Which is why it was gratifying to see a new and comprehensive antipoverty plan out of City Hall this month, and to hear Mayor Nutter say that Philadelphia won't "continue to flourish if we don't address and significantly reduce the devastating problems and challenges of poverty."

The plan, which goes by the name Shared Propserity (read it at sharedprosperityphila.org), is long overdue. There are a wide array of city agencies, nonprofits, and advocacy groups dedicated to reducing poverty, but in recent years collaboration has been poor to nonexistent, as Nutter acknowledged.

"Our efforts have not been as coordinated, not been as integrated, and in some instances have not been as thoughtful as they could be," he said when announcing the new plan. That's a mea culpa of the first order for an administration that rarely admits mistakes.

The new plan, which is being coordinated by the new Office of Community Empowerment and Opportunity, does not represent a big new investment in poverty reduction. Antipoverty funding is a federal and state matter, for the most part, and Philadelphia is in no fiscal position to spend more than it already is.
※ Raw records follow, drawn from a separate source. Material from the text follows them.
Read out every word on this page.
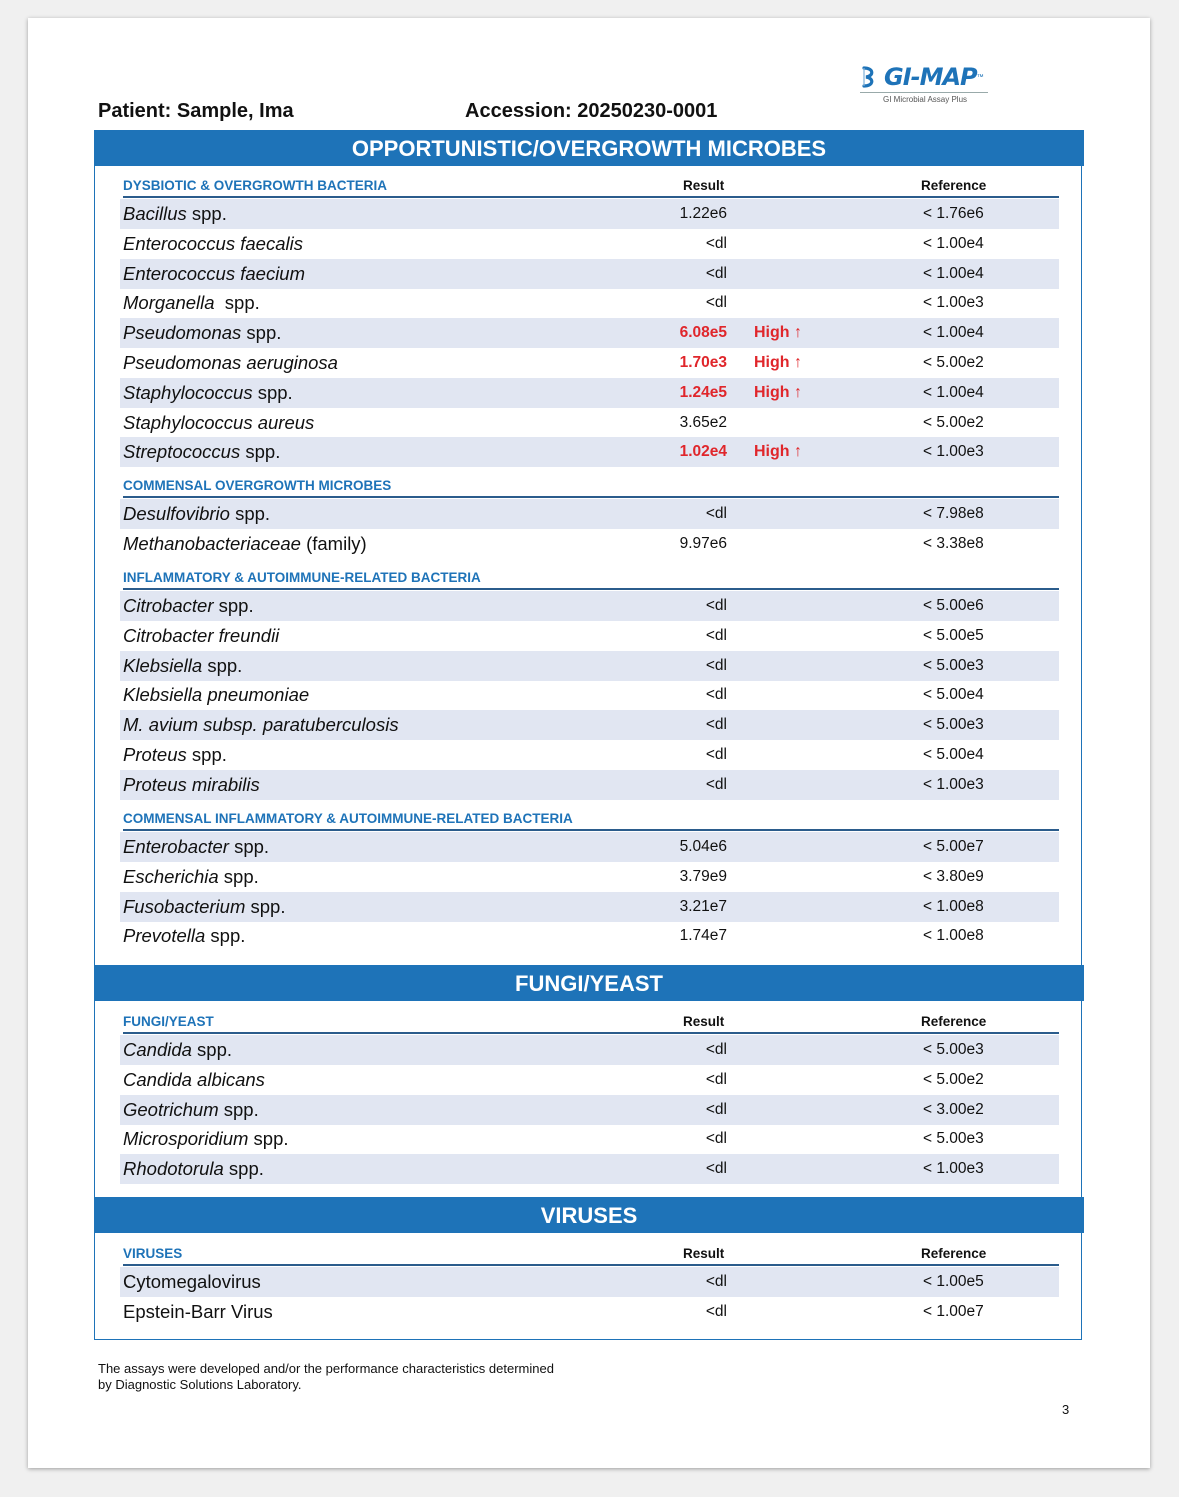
GI-MAP ™
GI Microbial Assay Plus
Patient: Sample, Ima	Accession: 20250230-0001
OPPORTUNISTIC/OVERGROWTH MICROBES
FUNGI/YEAST
VIRUSES
DYSBIOTIC & OVERGROWTH BACTERIA	Result	Reference
Bacillus spp.	1.22e6	< 1.76e6
Enterococcus faecalis	<dl	< 1.00e4
Enterococcus faecium	<dl	< 1.00e4
Morganella  spp.	<dl	< 1.00e3
Pseudomonas spp.	6.08e5 High ↑	< 1.00e4
Pseudomonas aeruginosa	1.70e3 High ↑	< 5.00e2
Staphylococcus spp.	1.24e5 High ↑	< 1.00e4
Staphylococcus aureus	3.65e2	< 5.00e2
Streptococcus spp.	1.02e4 High ↑	< 1.00e3
COMMENSAL OVERGROWTH MICROBES
Desulfovibrio spp.	<dl	< 7.98e8
Methanobacteriaceae (family)	9.97e6	< 3.38e8
INFLAMMATORY & AUTOIMMUNE-RELATED BACTERIA
Citrobacter spp.	<dl	< 5.00e6
Citrobacter freundii	<dl	< 5.00e5
Klebsiella spp.	<dl	< 5.00e3
Klebsiella pneumoniae	<dl	< 5.00e4
M. avium subsp. paratuberculosis	<dl	< 5.00e3
Proteus spp.	<dl	< 5.00e4
Proteus mirabilis	<dl	< 1.00e3
COMMENSAL INFLAMMATORY & AUTOIMMUNE-RELATED BACTERIA
Enterobacter spp.	5.04e6	< 5.00e7
Escherichia spp.	3.79e9	< 3.80e9
Fusobacterium spp.	3.21e7	< 1.00e8
Prevotella spp.	1.74e7	< 1.00e8
FUNGI/YEAST	Result	Reference
Candida spp.	<dl	< 5.00e3
Candida albicans	<dl	< 5.00e2
Geotrichum spp.	<dl	< 3.00e2
Microsporidium spp.	<dl	< 5.00e3
Rhodotorula spp.	<dl	< 1.00e3
VIRUSES	Result	Reference
Cytomegalovirus	<dl	< 1.00e5
Epstein-Barr Virus	<dl	< 1.00e7
The assays were developed and/or the performance characteristics determined by Diagnostic Solutions Laboratory.
3
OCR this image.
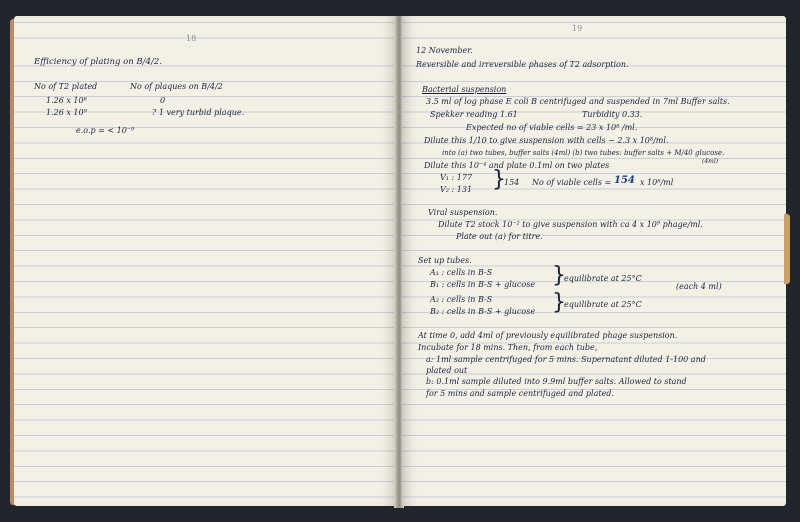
18
Efficiency of plating on B/4/2.
No of T2 plated	No of plaques on B/4/2
1.26 x 10⁸	0
1.26 x 10⁹	? 1 very turbid plaque.
e.o.p = < 10⁻⁹
19
12 November.
Reversible and irreversible phases of T2 adsorption.
Bacterial suspension
3.5 ml of log phase E coli B centrifuged and suspended in 7ml Buffer salts.
Spekker reading 1.61	Turbidity 0.33.
Expected no of viable cells = 23 x 10⁸ /ml.
Dilute this 1/10 to give suspension with cells ~ 2.3 x 10⁸/ml.
into (a) two tubes, buffer salts (4ml) (b) two tubes: buffer salts + M/40 glucose.
(4ml)
Dilute this 10⁻⁴ and plate 0.1ml on two plates
V₁ : 177
V₂ : 131 }
154 No of viable cells = 154 x 10⁸/ml
Viral suspension.
Dilute T2 stock 10⁻² to give suspension with ca 4 x 10⁹ phage/ml.
Plate out (a) for titre.
Set up tubes.
A₁ : cells in B-S
B₁ : cells in B-S + glucose }
equilibrate at 25°C
(each 4 ml)
A₂ : cells in B-S
B₂ : cells in B-S + glucose }
equilibrate at 25°C
At time 0, add 4ml of previously equilibrated phage suspension.
Incubate for 18 mins. Then, from each tube,
a: 1ml sample centrifuged for 5 mins. Supernatant diluted 1-100 and
plated out
b: 0.1ml sample diluted into 9.9ml buffer salts. Allowed to stand
for 5 mins and sample centrifuged and plated.
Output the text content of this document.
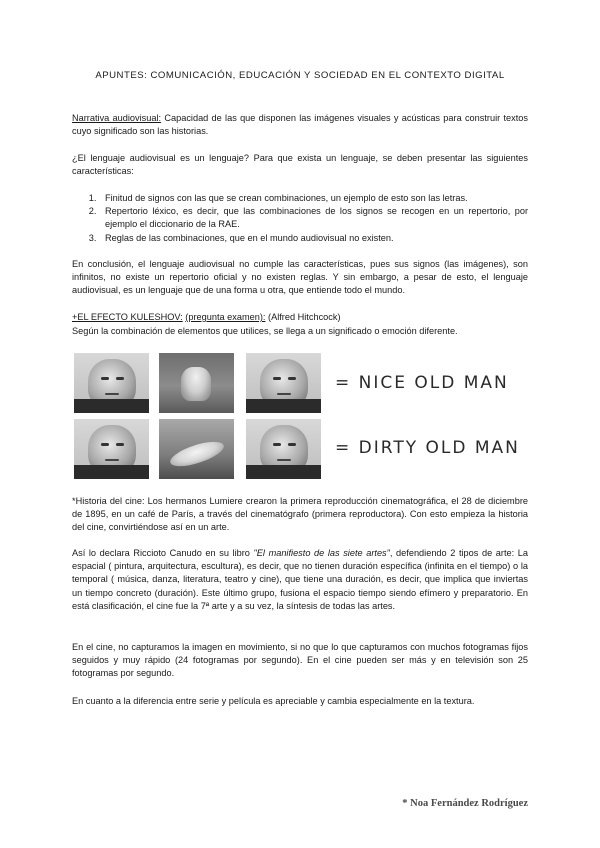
APUNTES: COMUNICACIÓN, EDUCACIÓN Y SOCIEDAD EN EL CONTEXTO DIGITAL
Narrativa audiovisual: Capacidad de las que disponen las imágenes visuales y acústicas para construir textos cuyo significado son las historias.
¿El lenguaje audiovisual es un lenguaje? Para que exista un lenguaje, se deben presentar las siguientes características:
1. Finitud de signos con las que se crean combinaciones, un ejemplo de esto son las letras.
2. Repertorio léxico, es decir, que las combinaciones de los signos se recogen en un repertorio, por ejemplo el diccionario de la RAE.
3. Reglas de las combinaciones, que en el mundo audiovisual no existen.
En conclusión, el lenguaje audiovisual no cumple las características, pues sus signos (las imágenes), son infinitos, no existe un repertorio oficial y no existen reglas. Y sin embargo, a pesar de esto, el lenguaje audiovisual, es un lenguaje que de una forma u otra, que entiende todo el mundo.
+EL EFECTO KULESHOV: (pregunta examen): (Alfred Hitchcock)
Según la combinación de elementos que utilices, se llega a un significado o emoción diferente.
= NICE OLD MAN
= DIRTY OLD MAN
*Historia del cine: Los hermanos Lumiere crearon la primera reproducción cinematográfica, el 28 de diciembre de 1895, en un café de París, a través del cinematógrafo (primera reproductora). Con esto empieza la historia del cine, convirtiéndose así en un arte.
Así lo declara Riccioto Canudo en su libro "El manifiesto de las siete artes", defendiendo 2 tipos de arte: La espacial ( pintura, arquitectura, escultura), es decir, que no tienen duración específica (infinita en el tiempo) o la temporal ( música, danza, literatura, teatro y cine), que tiene una duración, es decir, que implica que inviertas un tiempo concreto (duración). Este último grupo, fusiona el espacio tiempo siendo efímero y preparatorio. En está clasificación, el cine fue la 7ª arte y a su vez, la síntesis de todas las artes.
En el cine, no capturamos la imagen en movimiento, si no que lo que capturamos con muchos fotogramas fijos seguidos y muy rápido (24 fotogramas por segundo). En el cine pueden ser más y en televisión son 25 fotogramas por segundo.
En cuanto a la diferencia entre serie y película es apreciable y cambia especialmente en la textura.
* Noa Fernández Rodríguez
This plan is built instead on "collective impact," a new buzzword in public policy circles that really means getting organizations and agencies with similar goals working in concert. If it sounds dead obvious, well, that's because it is.

And yet that sort of coordination - agreeing on an agenda, settling on common metrics, and so on - is harder than it sounds. Or at least, it's eluded antipoverty agencies and organizations in Philadelphia for a long time.

But there's cautious optimism around this plan, and, at minimum, the appearance of real buy-in. The goals, for the most part, are practical and well-defined. Get more low-income Philadelphians to open bank accounts. Ensure that more of those who qualify for federal and state assistance like food stamps are actually receiving those benefits. See that more low-income homeowners get housing counseling, instead of a foreclosure notice.

This close-up focus on managing and preventing the problems poverty creates isn't a cure-all, but it's an essential piece that's been largely ignored by elected officials and the press in favor of debate over tax policy and job creation.

That's a top-down approach. Poverty in Philadelphia is a problem big enough that it is best attacked from all directions.